On rencontre parfois des artistes que l’on garde au creux de soi comme une découverte importante. C’est ce qui s’est passé en février 2012 lors du concert d’un artiste supposé méconnu : The Legendary Tigerman.

The-Legendary-TigermanL’artiste portugais est un solitaire, il n’aime qu’être sur la route avec sa guitare. En y regardant à deux fois c’est une sorte de Johnny Cash méditerranéen, chemise de cowboy noire, lunettes de soleil omniprésente sur le bout du nez, jean élimé et Tiags usées. Il se déplace sans bruit, parle peu : un félin vous a-t-on dit ? Il pratique l’économie du mot en présence des autres et préfère attraper son instrument pour en jouer distraitement dans un fauteuil.

Sa musique vient de recoins désertiques et d’un peu partout ailleurs. Un folk-rock-blues sophistiquée et simple à la fois : racée en un mot.

Né au Mozambique portugais, il a connu les voyages et les errances aussi. Petit, l’Afrique, le Portugal et plus tard les USA. Lorsqu’il relève ses manches noires pour jouer, on découvre de multiples tatouages, marques d’une vie colorée et bien remplie. Si à présent il réside à Lisbonne, il a gardé ceci de son fonctionnement nomade : aller à l’essentiel.

Paul Furtado, c’est son nom, incarne l’orchestre dont il est l’unique musicien. Depuis son album « Femina », rempli de duos flambants, de reprises sulfureuses avec Rita Redshoes, Asia Argento ou encore Pheobe Killdeer, la légende s’était faite discrète. Il apparait en pointillé sur de bandes originales de films, il donne peu de signe d’un nouvel album solo. On se lasse à attendre, pensant que ce phœnix n’a de légende que le nom.
En ce début 2014 pourtant il semble bien renaître de ces cendres avec l’album « True » (Sony/Epic), un hommage au « naked blues » un retour à l’essentiel. La musique bien qu’épurée est le résultat d’un travail minutieux, quasi d’orfèvre. Comme cet opus a un titre prometteur laissant présager des révélations, il fallait en connaitre le mystère, tous les mystères. Aller à la rencontre du sauvage animal et découvrir que le Tigerman travaille actuellement à la réalisation d’un long métrage dans les hôpitaux psychiatriques de Lisbonne… Un film sans musique !
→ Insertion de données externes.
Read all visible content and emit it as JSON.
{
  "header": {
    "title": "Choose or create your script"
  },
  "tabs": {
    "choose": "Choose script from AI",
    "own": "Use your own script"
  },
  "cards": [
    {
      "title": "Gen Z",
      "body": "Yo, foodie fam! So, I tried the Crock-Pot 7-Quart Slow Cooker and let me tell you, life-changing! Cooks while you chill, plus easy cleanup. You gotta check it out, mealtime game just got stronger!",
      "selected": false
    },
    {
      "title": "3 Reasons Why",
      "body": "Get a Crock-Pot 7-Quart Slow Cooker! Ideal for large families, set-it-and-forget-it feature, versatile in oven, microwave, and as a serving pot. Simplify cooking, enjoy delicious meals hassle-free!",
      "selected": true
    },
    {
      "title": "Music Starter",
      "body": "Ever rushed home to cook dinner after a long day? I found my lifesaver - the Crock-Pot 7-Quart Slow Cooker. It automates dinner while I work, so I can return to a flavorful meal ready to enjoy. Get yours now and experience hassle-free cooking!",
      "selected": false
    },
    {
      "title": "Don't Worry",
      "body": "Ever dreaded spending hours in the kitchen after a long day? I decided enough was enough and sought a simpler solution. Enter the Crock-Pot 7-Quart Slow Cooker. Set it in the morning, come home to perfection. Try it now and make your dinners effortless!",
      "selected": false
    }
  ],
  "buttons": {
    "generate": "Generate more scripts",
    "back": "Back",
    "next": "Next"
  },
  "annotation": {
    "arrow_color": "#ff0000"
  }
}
Qui étiez-vous avant devenir The Legendary Tigerman ?

Personne vraiment… J’étais déjà un musicien. Je jouais du rock, je profitais de la vie férocement ! En fait, je n’étais pas si différent, je suppose.

Vous êtes bien entouré sur vos albums, depuis « Femina », de chanteuses notamment avec Rita Redshoes. Un album solo, c’était un besoin ?

Oui, après « Femina », j’ai fait plusieurs bandes originales avec Rita, des apparitions, des duos avec beaucoup d’artistes comme Maria de Meideros ou Misia (Fado). Et tout ça c’était vraiment cool. Mais ma musique avait jusque là, toujours été mélangée, métissée aux concepts des autres. Et moi j’avais besoin de retrouver ma voie à nouveau, il m’a fallu du temps, seul, pour savoir dans quelle direction je devais aller. Musicalement bien sûr.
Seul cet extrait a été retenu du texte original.